Investigating the copper coordination, electrochemistry, and Cu(II) reduction kinetics of biologically relevant selone and thione compounds

Selenium-and sulfur-containing compounds can act as antioxidants by binding copper. To determine how this copper coordination results in the observed antioxidant activity, biologically relevant Cu+ and Cu2+ complexes with the formulae [Cu(dmit)(3)](+) (3), [Cu(dmise)(4)](+) (4a), and [Tpm(iPr)Cu(MISeox)](2+) (6) (dmise = N,N'-dimethylimidazole selone; dmit = N, N'-dimethylimidazole thione; MISeox = bis(1-methylimidazolyl)diselenide; Tpm(iPr) = tris(1,3-diisopropylpyrazolyl)methane) were synthesized, characterized, and their structures determined by single-crystal X-ray crystallography.
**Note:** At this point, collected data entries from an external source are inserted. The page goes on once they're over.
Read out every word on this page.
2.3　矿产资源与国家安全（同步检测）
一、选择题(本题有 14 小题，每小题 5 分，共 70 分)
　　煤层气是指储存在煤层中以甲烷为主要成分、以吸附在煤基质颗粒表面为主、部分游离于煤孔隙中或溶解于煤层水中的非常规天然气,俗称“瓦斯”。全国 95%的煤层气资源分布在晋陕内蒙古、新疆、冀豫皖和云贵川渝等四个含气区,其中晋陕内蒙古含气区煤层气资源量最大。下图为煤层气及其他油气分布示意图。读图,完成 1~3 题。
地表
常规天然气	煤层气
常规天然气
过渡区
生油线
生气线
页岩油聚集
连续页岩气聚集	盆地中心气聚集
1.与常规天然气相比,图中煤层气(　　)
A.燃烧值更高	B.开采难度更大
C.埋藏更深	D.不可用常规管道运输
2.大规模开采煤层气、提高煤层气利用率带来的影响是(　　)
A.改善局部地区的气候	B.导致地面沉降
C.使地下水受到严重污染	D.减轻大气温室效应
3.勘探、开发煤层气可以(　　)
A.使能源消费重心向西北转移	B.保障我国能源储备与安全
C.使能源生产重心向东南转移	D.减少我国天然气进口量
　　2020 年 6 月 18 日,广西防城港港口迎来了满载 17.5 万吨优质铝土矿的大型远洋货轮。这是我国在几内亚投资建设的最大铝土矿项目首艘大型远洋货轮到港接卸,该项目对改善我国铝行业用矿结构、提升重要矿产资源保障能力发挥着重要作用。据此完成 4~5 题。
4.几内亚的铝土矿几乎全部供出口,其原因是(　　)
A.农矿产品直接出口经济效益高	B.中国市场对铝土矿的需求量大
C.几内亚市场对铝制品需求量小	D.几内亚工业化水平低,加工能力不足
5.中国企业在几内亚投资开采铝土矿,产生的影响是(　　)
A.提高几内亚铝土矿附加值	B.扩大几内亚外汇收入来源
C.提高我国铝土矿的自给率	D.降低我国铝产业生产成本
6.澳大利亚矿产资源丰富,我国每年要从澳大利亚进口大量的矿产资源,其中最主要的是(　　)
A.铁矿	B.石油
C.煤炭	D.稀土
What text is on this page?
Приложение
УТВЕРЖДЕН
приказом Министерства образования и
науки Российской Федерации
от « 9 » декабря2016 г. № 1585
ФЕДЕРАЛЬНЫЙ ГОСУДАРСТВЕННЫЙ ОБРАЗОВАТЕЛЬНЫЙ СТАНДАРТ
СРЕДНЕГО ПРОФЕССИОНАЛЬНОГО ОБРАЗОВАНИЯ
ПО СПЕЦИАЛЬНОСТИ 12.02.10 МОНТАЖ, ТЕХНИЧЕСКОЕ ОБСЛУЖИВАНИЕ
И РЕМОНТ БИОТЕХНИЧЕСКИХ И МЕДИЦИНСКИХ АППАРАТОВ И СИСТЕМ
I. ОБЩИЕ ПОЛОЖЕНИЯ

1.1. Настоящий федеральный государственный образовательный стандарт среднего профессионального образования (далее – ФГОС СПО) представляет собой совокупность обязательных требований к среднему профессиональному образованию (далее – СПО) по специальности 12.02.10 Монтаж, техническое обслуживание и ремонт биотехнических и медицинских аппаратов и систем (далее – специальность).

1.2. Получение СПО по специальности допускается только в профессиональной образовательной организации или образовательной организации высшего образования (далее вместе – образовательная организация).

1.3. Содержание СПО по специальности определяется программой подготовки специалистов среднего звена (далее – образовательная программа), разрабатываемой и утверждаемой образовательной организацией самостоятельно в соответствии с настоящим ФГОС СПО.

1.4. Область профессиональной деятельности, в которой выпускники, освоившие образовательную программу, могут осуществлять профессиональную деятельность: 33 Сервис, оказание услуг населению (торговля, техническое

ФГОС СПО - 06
In addition, kinetic studies using UV-vis spectroscopy indicate that dmise reduces Cu2+ to Cu+ three times faster than dmit. Coordination of dmise and MISeox to copper also results in more negative Cu2+/+ reduction potentials (-373 mV and -503 mV) compared to dmit (-217 mV). These results highlight the different complexation behaviors and reactivities of analogous selone- and thione-containing compounds, traits which likely influence their antioxidant activity.